CAM, I don't know what state your hubby is but with soo much that's happened, it's hard to keep going and starting over. Maybe he needs serious face time with himself. It's just being better. It's coping with the past, present and future and how he is ABLE to handle things as well as your needs. Tough job.

Discarded, being a woman it was easier to share my feelings including how frustrated I was as the one suffering. However, my Supporter, being a man, couldn't comprehend the difficulty so like yourself, he grew patient and frustrated. He broke up with me just as I started to make headway because he saw himself become a monster. Space is important, but you need healing too.

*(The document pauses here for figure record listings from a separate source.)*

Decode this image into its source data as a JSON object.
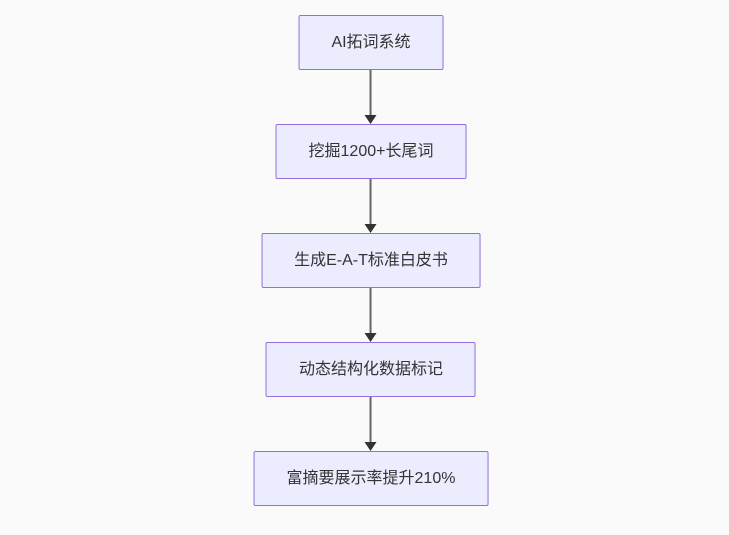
{
  "diagram": {
    "type": "flowchart",
    "direction": "top-down",
    "colors": {
      "background": "#fafafa",
      "node_fill": "#ECECFF",
      "node_border": "#9370DB",
      "node_text": "#333333",
      "arrow_line": "#666666",
      "arrow_head": "#333333"
    },
    "nodes": [
      {
        "label": "AI拓词系统"
      },
      {
        "label": "挖掘1200+长尾词"
      },
      {
        "label": "生成E-A-T标准白皮书"
      },
      {
        "label": "动态结构化数据标记"
      },
      {
        "label": "富摘要展示率提升210%"
      }
    ],
    "edges": [
      {
        "from": 0,
        "to": 1
      },
      {
        "from": 1,
        "to": 2
      },
      {
        "from": 2,
        "to": 3
      },
      {
        "from": 3,
        "to": 4
      }
    ]
  }
}
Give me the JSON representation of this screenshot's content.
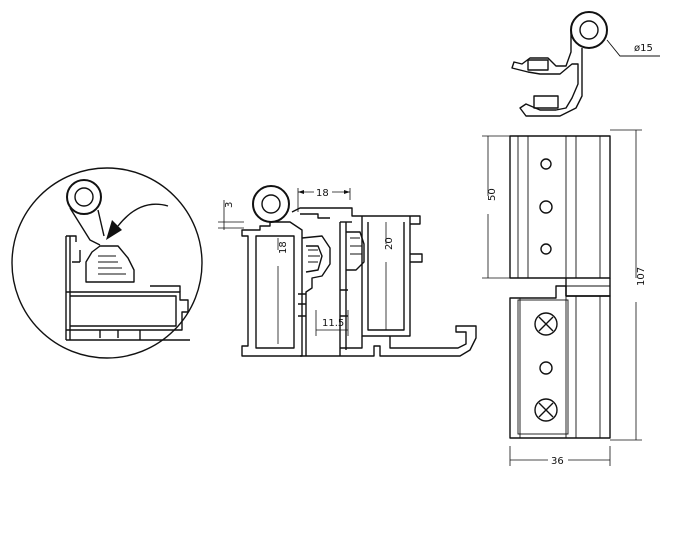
{
  "dimensions": {
    "diameter": "ø15",
    "height_upper": "50",
    "height_total": "107",
    "width_bottom": "36",
    "section_width": "18",
    "wall_thickness": "3",
    "left_chamber": "18",
    "right_chamber": "20",
    "gap": "11.5"
  }
}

It is hard accepting that I hurt the man I love soooo much because of evil people in my past. I never meant to hurt him. But it isn't ok to put him through it.

I hope first and foremost you both will find strength and healing. Secondly, not to be resentful towards your sufferer. PTSD is the "snowball maker." Time to melt the snow. :)

Hope you both find peace in the midst of it all. And true, he probably doesn't love himself - and that is the first thing that needs to be addressed.
 
Thanks Sailorgal. It helps a lot to get a sufferer's perspective. I am starting to find peace again and I think he is happier too being on his own. I just lost sight of me and began to believe that his situation was far more important than mine. I tend to do that in all my relationships, put everyone else first, it is just who I am.
 
Discarded,

You have a heart of gold-don't lose it! It always takes two. Had my boyfriend not loved me and cared for me, I wouldn't be here. He opened my eyes to what love was...I am forever grateful.

Combat PTSD is soo different. Personally, I believe it's because of the nature of what it is. It's a choice they make whether civilian or military to take on something potentially fatal. Whereas other traumas, typically it's a helpless victim (usually a child), but in war it's a decision made as an adult.

I see so much emphasis on therapy for PTSD but it's the actual trauma that needs to be distressed which is often not. I was fortunate that a many opened up to me about how the war affected them to give me a better perspective about their behavior. Also, who knows what those toxic chemicals do to the body....I've heard soo many crazy stories I really feel for those of you supporters to it because the men can get soo brutally hurtful.

I always follow one rule-honesty. Honest with myself. If a man or woman can't be honest with the self, it will be a losing battle.
 
If anyone is wondering, our situation has gotten horribly worse, and I have posted an update in my supporter diary Clear as Mud. Thanks for all your comments, I just don't have it in me right now to respond to you...but thank you.